Climate Change Action
2021 comes with a list of opportunities that we are not at liberty to decline. Advancing a global agenda on climate change that the pandemic thwarted is perhaps at the top. Although restrictions drove a historic drop in carbon emissions, global warming is still projected to exceed the 1.5˚C threshold identified in the Paris Agreement. The UN climate summit (COP26) scheduled for November and the platform of a new presidential administration bring hope for progress.
Although sold-out stadiums seem inconceivable for now, and morning car rides are infrequent for most, music has not grown any less important. 2021 will see more elaborate virtual gigs and the comeback of vinyl. For pop culture connoisseurs: Drake, Sia, and Lana Del Rey will be coming out with new music this year. The movie adaptation of Lin-Manuel Miranda’s musical “In the Heights” is also scheduled for release in June.

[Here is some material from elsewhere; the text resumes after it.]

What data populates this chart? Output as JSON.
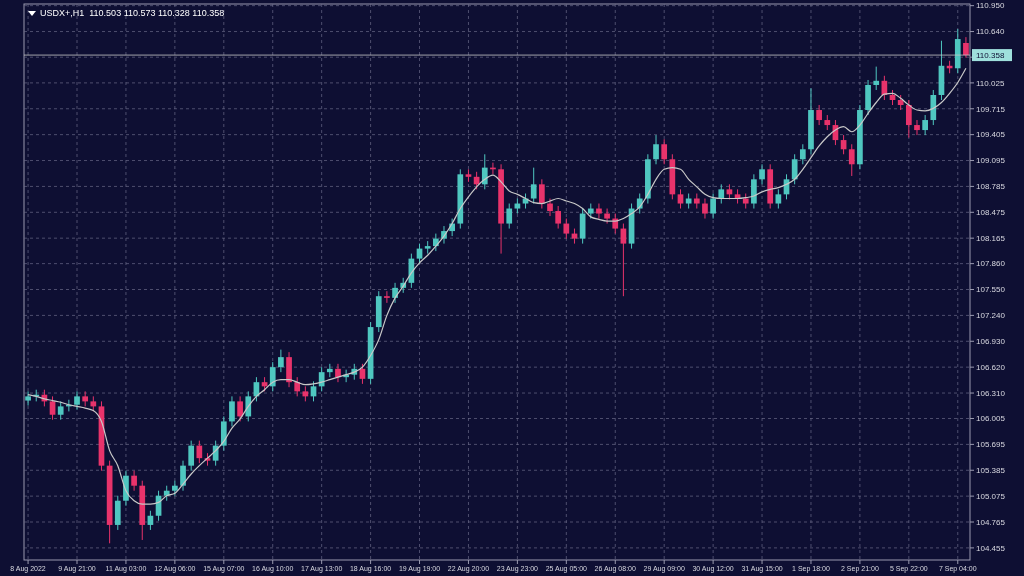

Black Lives Matter: Keeping up the Momentum
The murder of George Floyd on May 25 at the hands of Minneapolis police catalyzed a civil rights movement against systemic racism and police brutality. While the Black community continues the fight that they have started long ago , people and corporations who proclaimed allyship in June cannot cast it aside as the news cycle cycles. Systems of oppression are persistent; to dismantle them, we must keep up the momentum into next year and always.
Support Black-owned businesses; denounce racism from other people and institutions; interrogate it in yourself; follow up on the petitions you signed in June; sign more; pressure political representatives to pursue change; be anti-racist; engage with the activism of organizations you donated to; donate to more; advocate for diversity; demand justice for Breonna Taylor, and don’t stop there. It’s 2021 and Black lives will always matter.
The document linked below contains a compilation of materials to engage with activism and the Black Lives Matter movement in Montreal.
And that’s a wrap. The past twelve months have been a hard four years. wallow in them briefly; take solace in knowing they are over and look ahead to what the next twelve will bring. Happy New Year!